Non lo so se John e Kenny fossero grandi amici; è possibile che sia molto più forte la sintonia umana, oggi, con il vecchio Fogerty. Eppure a me sembra evidente che, pur suonando sempre in modo spettacolare, la batteria di Aronoff con Fogerty non fa la differenza come con Mellencamp. E non credo sia solo perchè, in fondo, nemmeno Springsteen fa la differenza con canzoni come Who’ll stop the rain… Credo invece che sia la chimica umana, la misteriosa linea che unisce due musicisti e fa creare qualcosa di unico, che da soli non ci sarebbe stato. Forse c’è ancora tempo, forse lo riuscirò a vedere quel terzo concerto, in cui vedrò la testa pelata e le braccia possenti di Kenny Aronoff dietro il Piccolo Bastardo. Nel mio sogno è un concerto lunghissimo, con tutti i miei pezzi preferiti (almeno 4 o 5 da Big Daddy), ed inizia con Let it all hang out, la bonus track alla fine del CD. Una rullata e tutti cominciano a ballare, fa caldo, le ragazze hanno la mia età ma sono belle come 25 anni fa, dopo un po’ inizia a piovere forte ma non si apre nemmeno un ombrello…

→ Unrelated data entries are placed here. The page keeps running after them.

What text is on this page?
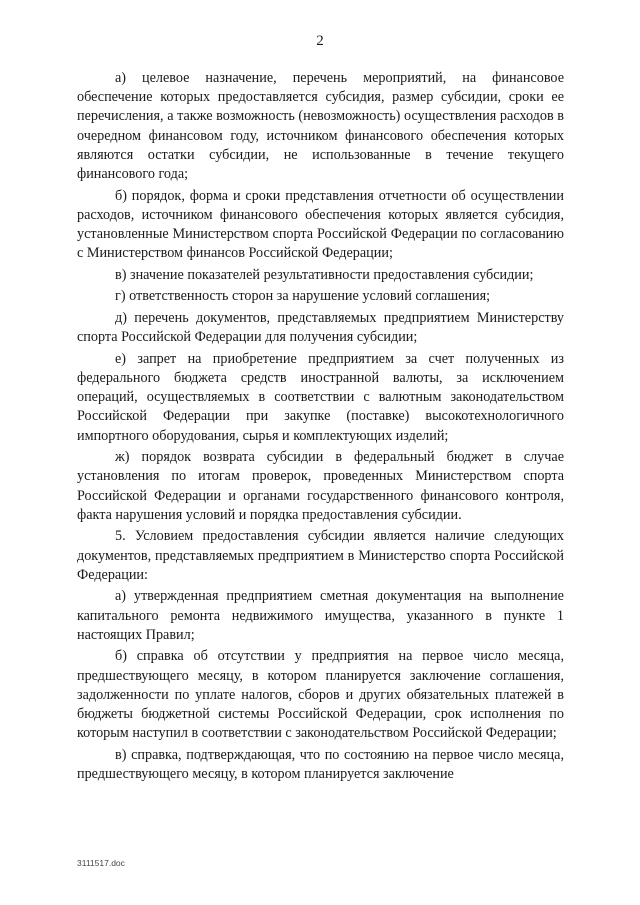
2

а) целевое назначение, перечень мероприятий, на финансовое обеспечение которых предоставляется субсидия, размер субсидии, сроки ее перечисления, а также возможность (невозможность) осуществления расходов в очередном финансовом году, источником финансового обеспечения которых являются остатки субсидии, не использованные в течение текущего финансового года;

б) порядок, форма и сроки представления отчетности об осуществлении расходов, источником финансового обеспечения которых является субсидия, установленные Министерством спорта Российской Федерации по согласованию с Министерством финансов Российской Федерации;

в) значение показателей результативности предоставления субсидии;

г) ответственность сторон за нарушение условий соглашения;

д) перечень документов, представляемых предприятием Министерству спорта Российской Федерации для получения субсидии;

е) запрет на приобретение предприятием за счет полученных из федерального бюджета средств иностранной валюты, за исключением операций, осуществляемых в соответствии с валютным законодательством Российской Федерации при закупке (поставке) высокотехнологичного импортного оборудования, сырья и комплектующих изделий;

ж) порядок возврата субсидии в федеральный бюджет в случае установления по итогам проверок, проведенных Министерством спорта Российской Федерации и органами государственного финансового контроля, факта нарушения условий и порядка предоставления субсидии.

5. Условием предоставления субсидии является наличие следующих документов, представляемых предприятием в Министерство спорта Российской Федерации:

а) утвержденная предприятием сметная документация на выполнение капитального ремонта недвижимого имущества, указанного в пункте 1 настоящих Правил;

б) справка об отсутствии у предприятия на первое число месяца, предшествующего месяцу, в котором планируется заключение соглашения, задолженности по уплате налогов, сборов и других обязательных платежей в бюджеты бюджетной системы Российской Федерации, срок исполнения по которым наступил в соответствии с законодательством Российской Федерации;

в) справка, подтверждающая, что по состоянию на первое число месяца, предшествующего месяцу, в котором планируется заключение

3111517.doc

45 45s at 45: SMALL TOWN – JOHN MELLENCAMP, 1985 (13/45)

L’orgoglio di essere nati in provincia. L’amore per la propria piccola città. Segno di saggezza o sentimentalismo ridicolo? Dipende da chi maneggia la materia. E comunque, sempre meglio del cliché opposto: fa tutto schifo, andiamo via e non voltiamoci indietro.

Small town mi arrivò a 18 anni dritta in faccia, col suo messaggio chiaro e forte.

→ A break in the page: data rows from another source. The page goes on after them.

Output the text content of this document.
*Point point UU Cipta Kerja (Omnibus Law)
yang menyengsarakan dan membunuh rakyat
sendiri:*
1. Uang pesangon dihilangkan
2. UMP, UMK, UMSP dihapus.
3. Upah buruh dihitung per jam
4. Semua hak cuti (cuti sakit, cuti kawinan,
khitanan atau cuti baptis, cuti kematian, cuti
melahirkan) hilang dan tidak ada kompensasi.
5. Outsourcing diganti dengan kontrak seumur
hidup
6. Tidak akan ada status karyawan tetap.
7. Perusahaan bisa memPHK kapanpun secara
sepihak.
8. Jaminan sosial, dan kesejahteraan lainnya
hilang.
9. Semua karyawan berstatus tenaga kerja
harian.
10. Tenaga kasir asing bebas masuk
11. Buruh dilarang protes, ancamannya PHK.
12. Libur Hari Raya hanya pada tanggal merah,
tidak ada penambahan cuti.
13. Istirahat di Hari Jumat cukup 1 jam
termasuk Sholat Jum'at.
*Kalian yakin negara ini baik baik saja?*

I was born in a small town

And I can breathe in a small town

Gonna die in this small town

And that’s prob’ly where they’ll bury me

Non so se c’è una canzone più Americana di questa. Adoro il modo in cui inizia: giù chitarra e rullante perfettamente allineati, parte il giro di accordi più elementare, entra la voce del “Coguaro” e in cinque secondi ci sei dentro e vorresti non finisse mai. La band di Mellencamp in quegli anni era l’essenza del rock’n’roll: la E Street Band è a un altro livello, ma le canzoni di Scarecrow suonavano come la perfetta formula magica dell’American music: John Fogerty + Tom Petty x Rolling Stones : Bob Dylan…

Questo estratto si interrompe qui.